Chinese New Year is steeped in traditions meant to attract good health, prosperity, peace, and love. Observing these traditions certainly wouldn’t hurt, but don’t rely on them lock, stock, and barrel to change your life. Prayer, faith, and taking action to achieve what you want are still the way to go.
Wear new clothes
What better way to welcome the New Year than with a new ensemble? Shelve your blacks, whites, and grays for a bright and cheerful color. Red is an obvious choice: among the Chinese, it symbolizes luck, happiness, and love.
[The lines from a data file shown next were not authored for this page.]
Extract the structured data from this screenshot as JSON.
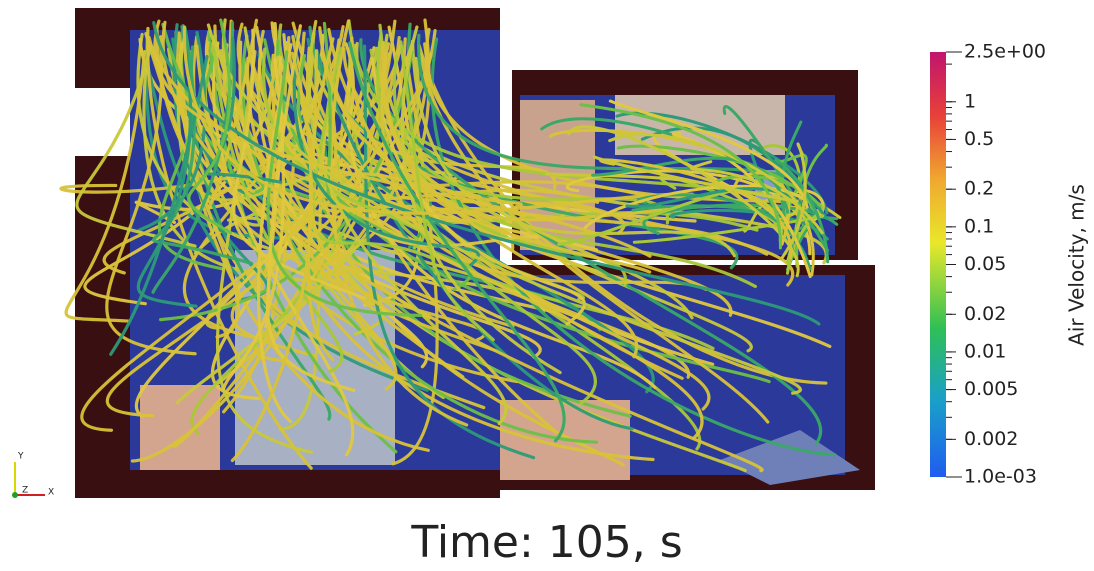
{
  "colorbar": {
    "title": "Air Velocity, m/s",
    "log_scale": true,
    "range": [
      {
        "value": 0.001,
        "label": "1.0e-03"
      },
      {
        "value": 2.5,
        "label": "2.5e+00"
      }
    ],
    "ticks": [
      1,
      0.5,
      0.2,
      0.1,
      0.05,
      0.02,
      0.01,
      0.005,
      0.002
    ]
  },
  "time_label": "Time:  105, s",
  "axes_triad": {
    "y": "Y",
    "z": "Z",
    "x": "X"
  }
}
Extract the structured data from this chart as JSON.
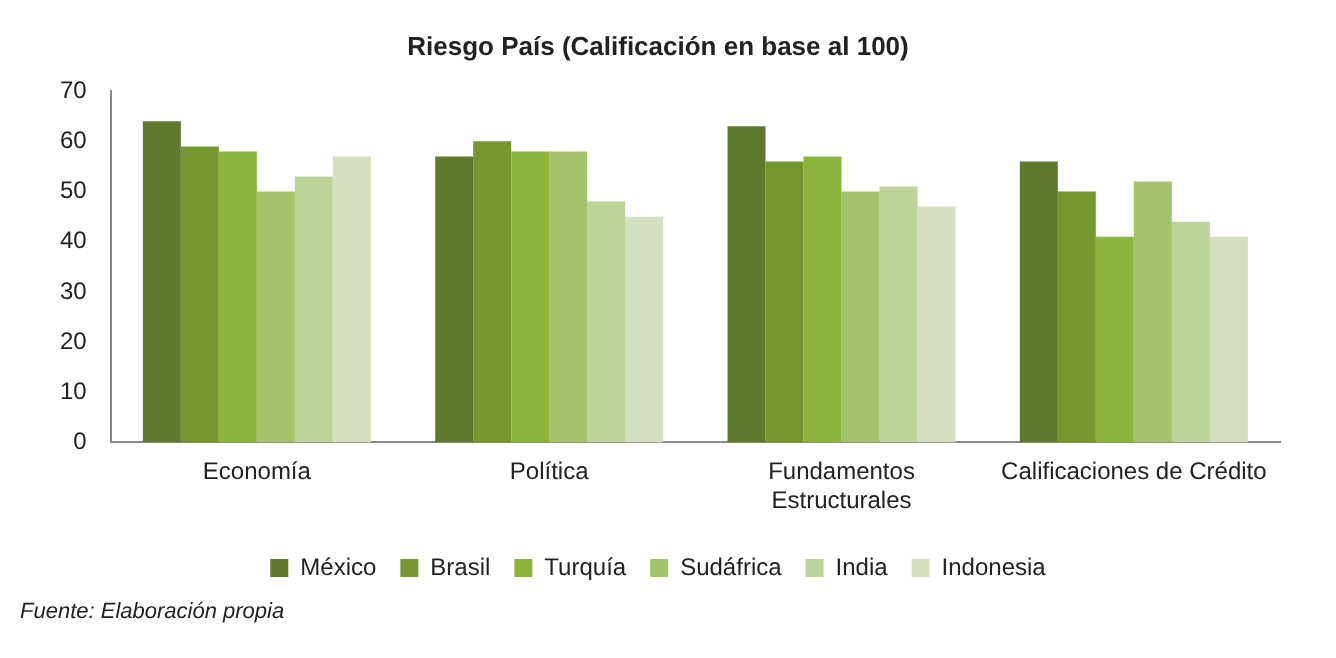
{
  "chart_data": {
    "type": "bar",
    "title": "Riesgo País (Calificación en base al 100)",
    "categories": [
      "Economía",
      "Política",
      "Fundamentos\nEstructurales",
      "Calificaciones de Crédito"
    ],
    "series": [
      {
        "name": "México",
        "color": "#5f7a2b",
        "values": [
          64,
          57,
          63,
          56
        ]
      },
      {
        "name": "Brasil",
        "color": "#76962f",
        "values": [
          59,
          60,
          56,
          50
        ]
      },
      {
        "name": "Turquía",
        "color": "#8db53e",
        "values": [
          58,
          58,
          57,
          41
        ]
      },
      {
        "name": "Sudáfrica",
        "color": "#a3c46a",
        "values": [
          50,
          58,
          50,
          52
        ]
      },
      {
        "name": "India",
        "color": "#bcd39a",
        "values": [
          53,
          48,
          51,
          44
        ]
      },
      {
        "name": "Indonesia",
        "color": "#d3dfbf",
        "values": [
          57,
          45,
          47,
          41
        ]
      }
    ],
    "ylim": [
      0,
      70
    ],
    "yticks": [
      0,
      10,
      20,
      30,
      40,
      50,
      60,
      70
    ],
    "grid": false,
    "legend": "bottom",
    "annotations": [
      "Fuente: Elaboración propia"
    ]
  }
}
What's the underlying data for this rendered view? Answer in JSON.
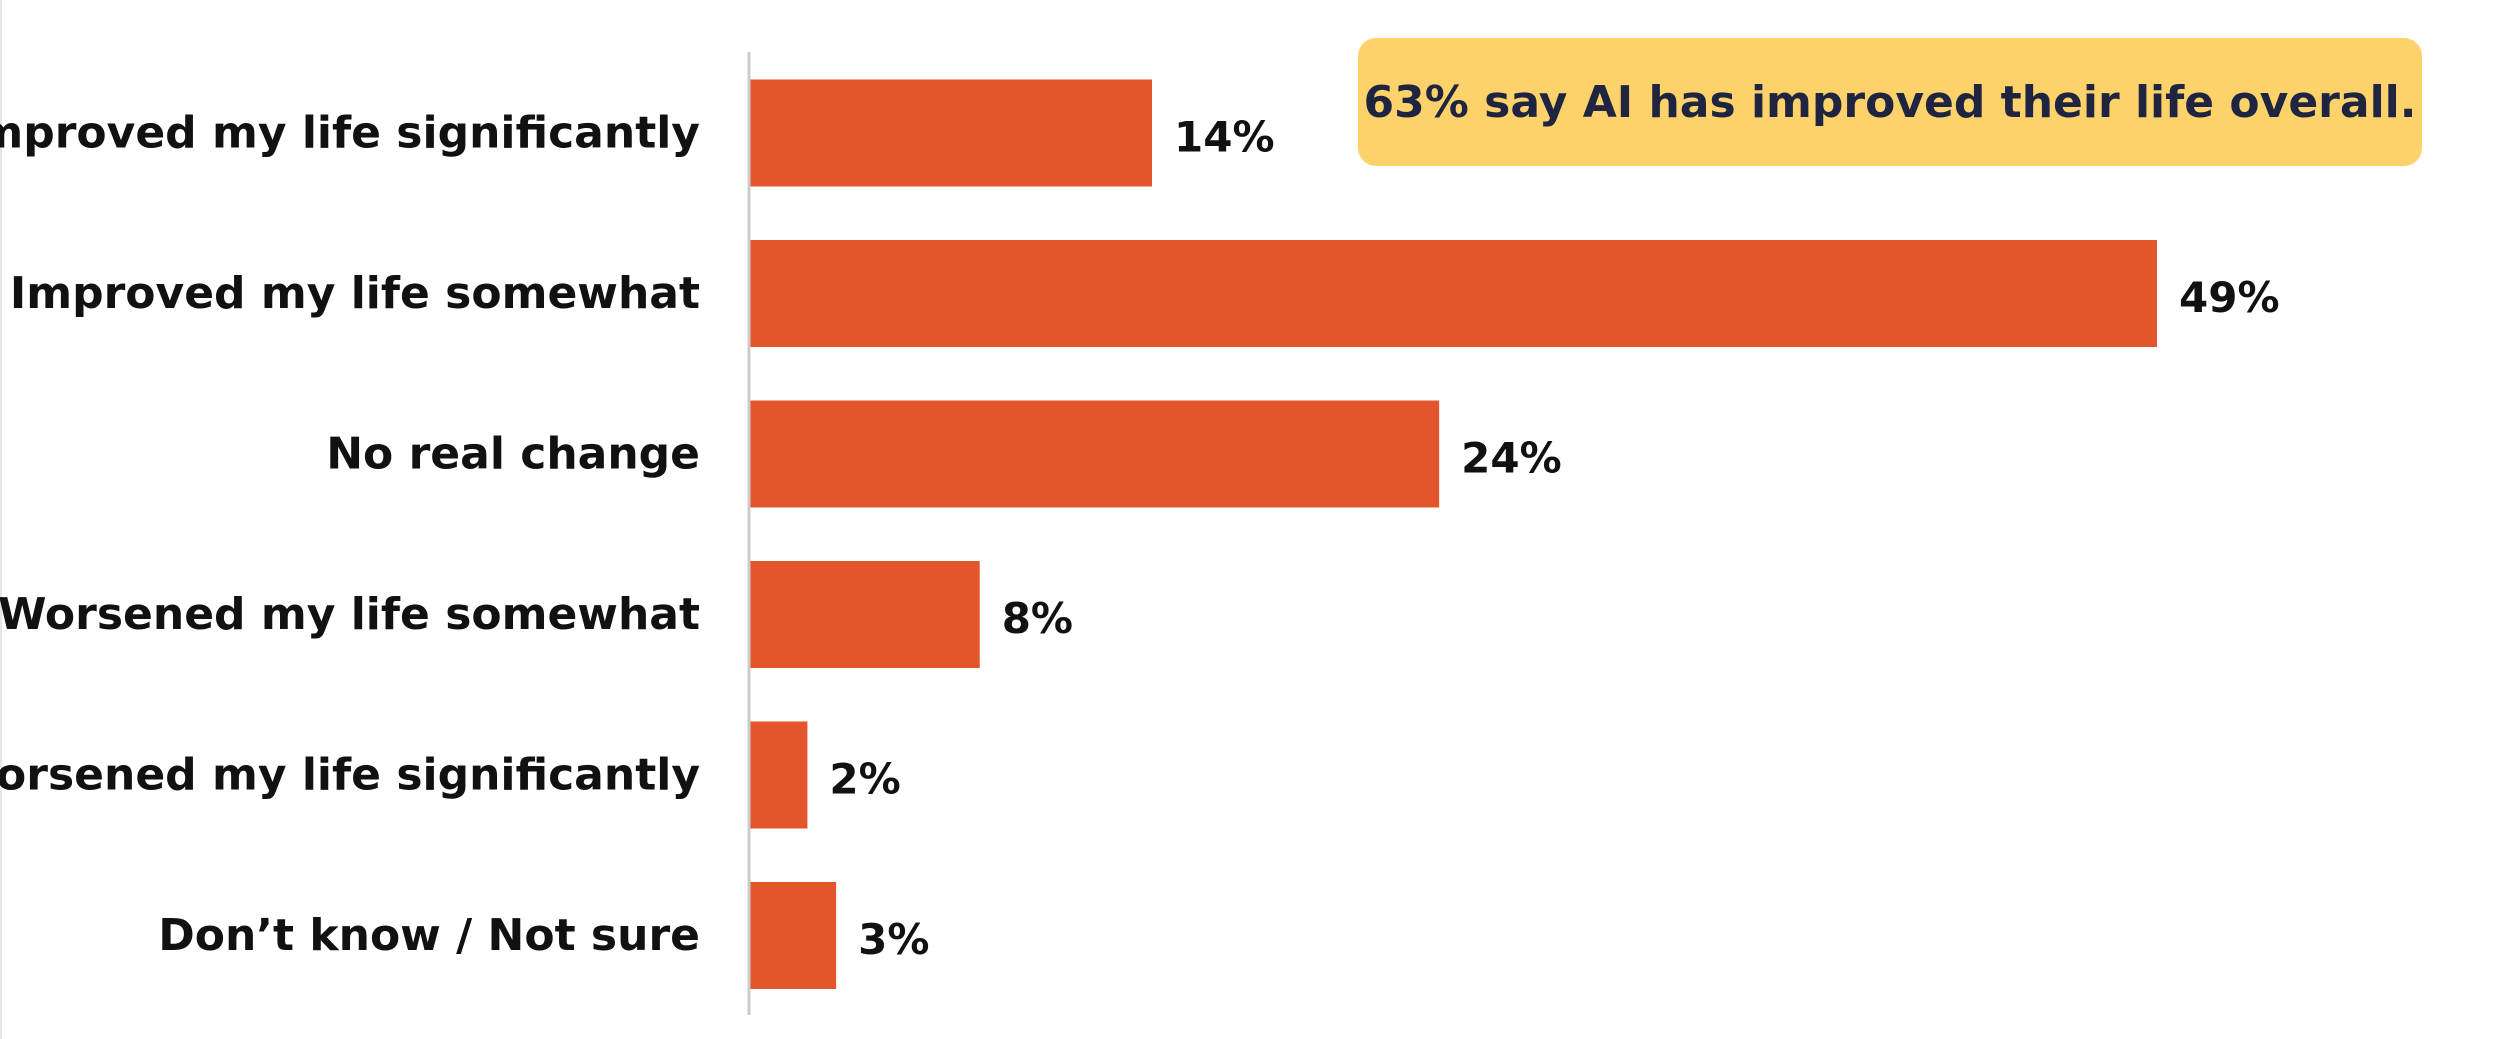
{
  "chart_data": {
    "type": "bar",
    "orientation": "horizontal",
    "categories": [
      "Improved my life significantly",
      "Improved my life somewhat",
      "No real change",
      "Worsened my life somewhat",
      "Worsened my life significantly",
      "Don’t know / Not sure"
    ],
    "values": [
      14,
      49,
      24,
      8,
      2,
      3
    ],
    "value_labels": [
      "14%",
      "49%",
      "24%",
      "8%",
      "2%",
      "3%"
    ],
    "unit": "%",
    "xlim": [
      0,
      49
    ],
    "grid": false,
    "legend": "none",
    "annotation": "63% say AI has improved their life overall."
  },
  "colors": {
    "bar": "#e3552a",
    "callout_bg": "#fed26b",
    "callout_text": "#1f2540",
    "axis": "#cccccc",
    "text": "#111111"
  }
}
Gather a bowl of round fruits
Round fruit are in demand come the New Year for good reason: they’re symbols of wealth and prosperity. Prepare a bowl filled with oranges, grapes, apples, and other round fruit. Besides representing luck, they’re also good to eat!
Feast on Chinese cuisine
Invite family and friends to a lunch or dinner of Chinese goodies. Chinese dishes, while delicious, also come with symbols perfect for the New Year. Noodles, especially long ones, are neither cut nor chewed; rather, they’re slurped to ensure long life. Steamed fish, whose Chinese name sounds like “extra” or “surplus,” means you’ll be having an abundance of food (and wealth) through the year. And sticky food like glutinous rice cakes, it’s believed, makes families “stick” together.
Share your blessings
The practice of giving money in red envelopes (am pao, as we know it) to close members of your family symbolizes good wishes to the recipients. When giving them, place new bills (instead of old ones) inside the envelopes. When receiving them, use both hands to accept the envelope, say “thank you,” and do not open the envelope in front of the giver.